Dass das Bewusstsein als Selbstbezug der Wort- und Bildarchitektur aber keine autopoetische Selbstgenerierung ist, dafür sorgt verlässlich, dass alles Leben des Stoffwechsels mit der Lebensumgebung bedarf. Diese Rückkopplung aufs Wirkliche erzwingt nicht, wie immer wieder behauptet, den kruden Materialismus oder Positivismus, weil ja Bewusstsein nicht nur die Simulation oder Sublimierung des Wirklichen erreicht, sondern in der Selbsterregung der lebenden Systeme jeder Möglichkeitssinn auf der unaufhebbaren Bedingtheit des Wirklichen beruht. Nietzsche stiftete für dieses Verfahren den Begriff des sich selbst steigernden Lebens oder die Tendenz zur Selbstübergipfelung des Lebens gegenüber den Bedingungen seiner Existenz. Der Schulpforta-Zögling Nietzsche war und blieb der Hegelianer der guten, innerweltlich hantierbaren Unendlichkeit.
UND MÜHLMANN LÄCHELT
In Heiner Mühlmanns 2014 bei Fink erschienenen Essayband Der Kunstkrieg heißt es auf Seite 20: »Das Mysterienritual ist eine magische Transformationsmaschine, die aus Hokuspokus reale physische Macht herstellt. Das wird besonders deutlich in dem römischen Rechtsbegriff ›auspicia imperiumque‹. Er beschreibt mit Hilfe eines formelartigen Ausdrucks den Transformationsprozess ›mach aus Hokuspokus eine Umwelt verändernde Kraft‹. Wir erfahren, dass auf der Auspizienseite der Flug und das Schreien von Vögeln beobachtet wurde, um den Willen der Götter zu erkunden. Sobald der Wille der Götter bekannt war, entstand ›imperium‹. ›Imperium‹ war die von den Göttern verliehene, charismatische Kraft, die den Feldherrn befähigte, das Heer zum Sieg zu führen. Dass es sich beim ›imperium‹ der Römer um eine reale Kraft handelte, die imstande war, die physische Welt zu verändern, wird niemand bestreiten.«
So wird also über die »reale Kraft« des Placebo hinaus generell die normative, also die Handlung bestimmende Kraft von kontrafaktischen Behauptungen, eben von Hokuspokus, erkenntnisstiftend.

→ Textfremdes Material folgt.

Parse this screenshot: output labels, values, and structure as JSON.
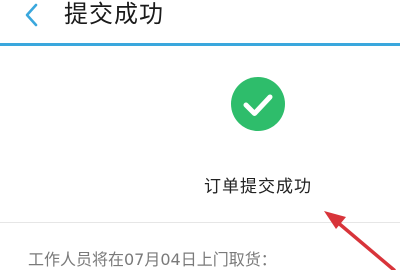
{
  "header": {
    "title": "提交成功",
    "back_icon": "chevron-left-icon"
  },
  "result": {
    "icon": "check-circle-icon",
    "message": "订单提交成功"
  },
  "notice": {
    "text": "工作人员将在07月04日上门取货："
  },
  "colors": {
    "accent": "#3aa7dd",
    "success": "#2ebd6b",
    "annotation_arrow": "#d8343a"
  }
}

Dass etwas bloßer Hokuspokus oder Voodoo-Getue oder deutschtümelnde Beliebigkeit sei, ist kein Einwand.
Gerade durch offen gezeigte Kontrafaktizität gewinnt man reale Macht, die sogar als von höherer Stelle verliehene charismatische Kraft gilt (siehe Hitlers Berufung auf das Schicksal). Das eben ist die Kennzeichnung aller Ideologie, egal, worauf sie sich beruft, ob auf Blutreinheit der Arier, die aus keiner Genetik oder Anthropologie begründet werden kann, oder auf den vom Markt regulierten Kapitalismus, denn dieser Markt wird ja gerade von Kapitalisten beliebig etwa durch Subventionen oder Beeinflussung von Gesetzgebung manipuliert.

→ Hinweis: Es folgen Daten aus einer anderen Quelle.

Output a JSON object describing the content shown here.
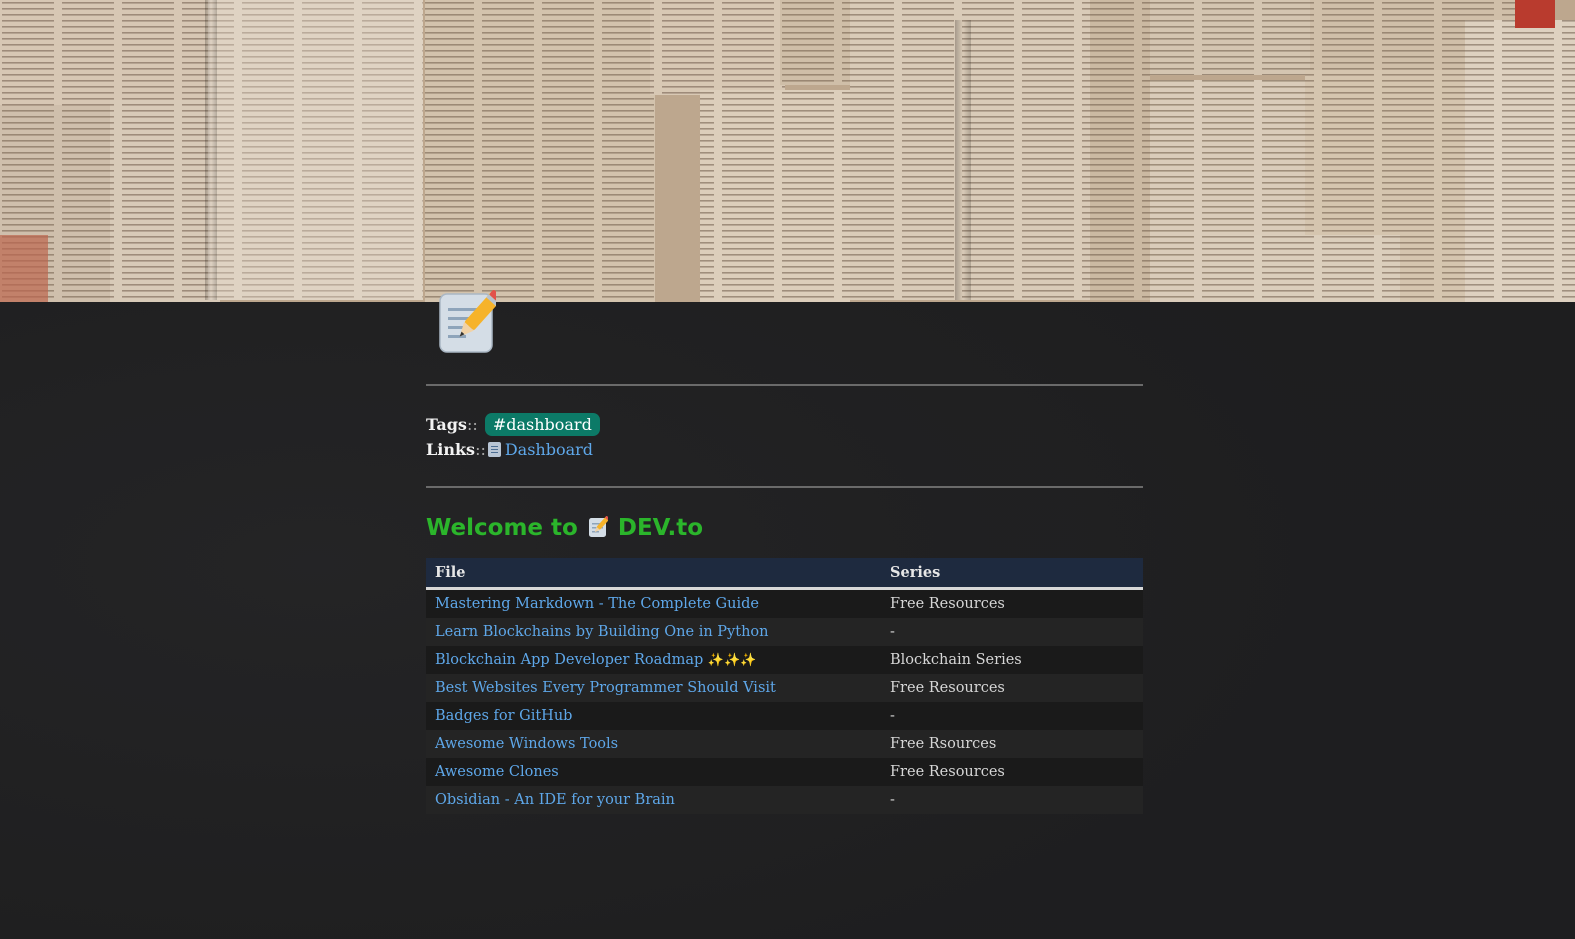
{
  "banner": {
    "icon": "memo-icon"
  },
  "meta": {
    "tags_label": "Tags",
    "tags_sep": "::",
    "tag": "#dashboard",
    "links_label": "Links",
    "links_sep": "::",
    "link_text": "Dashboard",
    "link_icon": "document-icon"
  },
  "heading": {
    "prefix": "Welcome to",
    "icon": "memo-icon",
    "suffix": "DEV.to"
  },
  "table": {
    "headers": [
      "File",
      "Series"
    ],
    "rows": [
      {
        "file": "Mastering Markdown - The Complete Guide",
        "series": "Free Resources"
      },
      {
        "file": "Learn Blockchains by Building One in Python",
        "series": "-"
      },
      {
        "file": "Blockchain App Developer Roadmap",
        "file_suffix": "✨✨✨",
        "series": "Blockchain Series"
      },
      {
        "file": "Best Websites Every Programmer Should Visit",
        "series": "Free Resources"
      },
      {
        "file": "Badges for GitHub",
        "series": "-"
      },
      {
        "file": "Awesome Windows Tools",
        "series": "Free Rsources"
      },
      {
        "file": "Awesome Clones",
        "series": "Free Resources"
      },
      {
        "file": "Obsidian - An IDE for your Brain",
        "series": "-"
      }
    ]
  },
  "colors": {
    "accent_green": "#2bb52b",
    "link_blue": "#5ea7e9",
    "tag_bg": "#0c7a67",
    "table_header_bg": "#1e2a3f"
  }
}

Der Prozess der Transformation von bloßer virtueller Vorstellung zur handlungsbestimmenden, normativen Kraft beruht Mühlmann zufolge immer auf einer trinären Struktur der Stiftung von Bedeutung:
Zum Einen muss in einem Kultraum eine Fachschaft Berufener ein Kultbild oder einen Fetisch oder ein Hoheitszeichen oder ein Gründungsdokument präsentieren, indem sie es den Anwesenden »zeigt«. In diesem Falle heißt das, die Aufmerksamkeit aller im Kultraum Anwesenden auf den Flug und das Geschrei von Vögeln zu richten. Zum Zweiten müssen diese »Priester« in einer kultischen Handlung, also nach vorgeschriebenen, weil tradierten Verfahren, die Flugformationen und die akustischen Zeichen systematisieren und in eine Bildfiguration überführen. Zum Dritten müssen sie dann aus dieser Figuration den Willen der Götter ableiten und allen mitteilen, wodurch sie den politischen und militärischen Führern der Gesellschaft charismatische Kraft zusprechen können.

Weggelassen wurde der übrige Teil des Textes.